Алиби - Браун Сандра - Страница 6
- Предыдущая
- 6/117
- Следующая
Как можно описать миг, когда вдруг все концы сходятся? Как описать это внезапное прозрение, когда человек вдруг осознает, что его жизнь только начинается, что все, что случилось с ним в прошлом, не может сравниться с настоящим и что больше никогда его жизнь не будет прежней? Уклончивые ответы на вопросы перестали иметь значение, и Хэммонд понял, что именно здесь и именно сейчас он должен узнать правду. В эту самую секунду.

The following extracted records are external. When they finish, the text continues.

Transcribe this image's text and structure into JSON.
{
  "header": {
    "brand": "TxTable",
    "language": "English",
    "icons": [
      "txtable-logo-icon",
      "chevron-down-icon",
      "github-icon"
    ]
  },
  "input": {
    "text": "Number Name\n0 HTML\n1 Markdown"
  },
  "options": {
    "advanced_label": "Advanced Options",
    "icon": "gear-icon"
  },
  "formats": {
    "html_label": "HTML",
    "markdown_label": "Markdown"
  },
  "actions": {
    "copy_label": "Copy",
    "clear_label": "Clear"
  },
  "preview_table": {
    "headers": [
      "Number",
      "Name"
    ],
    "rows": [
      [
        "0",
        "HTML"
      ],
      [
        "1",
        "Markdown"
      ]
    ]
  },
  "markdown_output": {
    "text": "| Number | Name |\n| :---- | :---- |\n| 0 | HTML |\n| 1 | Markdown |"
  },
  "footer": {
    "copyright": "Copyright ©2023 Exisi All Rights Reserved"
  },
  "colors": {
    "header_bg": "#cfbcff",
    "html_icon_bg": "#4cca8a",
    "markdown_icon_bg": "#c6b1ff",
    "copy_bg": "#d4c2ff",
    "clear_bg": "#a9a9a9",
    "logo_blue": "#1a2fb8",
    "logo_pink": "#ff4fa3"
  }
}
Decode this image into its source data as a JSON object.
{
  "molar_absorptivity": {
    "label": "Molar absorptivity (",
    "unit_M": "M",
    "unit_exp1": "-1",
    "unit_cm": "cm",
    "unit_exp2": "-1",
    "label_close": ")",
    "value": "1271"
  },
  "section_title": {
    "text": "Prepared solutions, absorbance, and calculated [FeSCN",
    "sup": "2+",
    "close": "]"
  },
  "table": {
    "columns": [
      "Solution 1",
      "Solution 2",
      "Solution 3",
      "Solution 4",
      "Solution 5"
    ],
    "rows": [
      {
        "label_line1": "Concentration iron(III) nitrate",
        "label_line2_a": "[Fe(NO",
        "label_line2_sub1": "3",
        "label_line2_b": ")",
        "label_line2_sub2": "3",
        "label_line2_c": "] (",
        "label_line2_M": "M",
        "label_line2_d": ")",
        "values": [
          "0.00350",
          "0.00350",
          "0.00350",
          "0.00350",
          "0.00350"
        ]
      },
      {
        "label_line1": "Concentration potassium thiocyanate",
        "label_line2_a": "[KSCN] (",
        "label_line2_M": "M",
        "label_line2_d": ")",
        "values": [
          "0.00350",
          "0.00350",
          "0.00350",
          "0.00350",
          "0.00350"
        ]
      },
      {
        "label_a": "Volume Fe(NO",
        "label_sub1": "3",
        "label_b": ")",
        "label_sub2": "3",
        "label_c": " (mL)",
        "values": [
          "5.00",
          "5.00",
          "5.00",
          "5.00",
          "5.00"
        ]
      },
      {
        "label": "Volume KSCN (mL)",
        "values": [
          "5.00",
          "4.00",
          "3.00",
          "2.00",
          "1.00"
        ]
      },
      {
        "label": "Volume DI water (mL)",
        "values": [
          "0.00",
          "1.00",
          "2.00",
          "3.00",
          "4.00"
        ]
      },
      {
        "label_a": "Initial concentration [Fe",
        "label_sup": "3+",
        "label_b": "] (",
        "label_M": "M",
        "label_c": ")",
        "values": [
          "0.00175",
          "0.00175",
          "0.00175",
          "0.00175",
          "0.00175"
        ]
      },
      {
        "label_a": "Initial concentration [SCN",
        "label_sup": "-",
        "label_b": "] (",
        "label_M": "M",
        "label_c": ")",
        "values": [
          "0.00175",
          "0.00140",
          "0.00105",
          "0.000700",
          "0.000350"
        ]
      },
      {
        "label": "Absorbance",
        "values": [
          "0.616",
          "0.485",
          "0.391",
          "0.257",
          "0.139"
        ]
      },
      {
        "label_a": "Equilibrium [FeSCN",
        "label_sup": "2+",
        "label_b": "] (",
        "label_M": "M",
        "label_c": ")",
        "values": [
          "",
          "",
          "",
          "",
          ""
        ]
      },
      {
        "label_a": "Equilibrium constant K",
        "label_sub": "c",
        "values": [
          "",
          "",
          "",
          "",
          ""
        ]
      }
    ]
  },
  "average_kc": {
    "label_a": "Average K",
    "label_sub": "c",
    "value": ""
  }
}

Хэммонд все еще пребывал на самом верху «чертова колеса» и не желал спускаться вниз.
Они заговорили одновременно:
– Вы не потанцуете со мной еще раз?
– Мне в самом деле уже давно пора идти. И эти реплики они произнесли хором, но Хэммонд все-таки взял верх:
– Потанцуйте со мной еще раз. Я был не в лучшей форме, тем более что морские пехотинцы следили за каждым моим шагом.
Женщина повернула голову и посмотрела на автостоянку в самом дальнем конце ярмарки.
Хэммонд не хотел на нее давить. Любая попытка нажать может привести к тому, что она просто встанет и уйдет от него. Но он не мог ее отпустить. Пока не мог.
– Прошу вас!
На ее лице появилось выражение неуверенности, когда она снова взглянула на него, и все-таки она улыбнулась:
– Хорошо. Только один танец.
Они встали. Женщина направилась к ступенькам, но он взял ее за руку и развернул к себе лицом.
– А чем вам не нравится здесь?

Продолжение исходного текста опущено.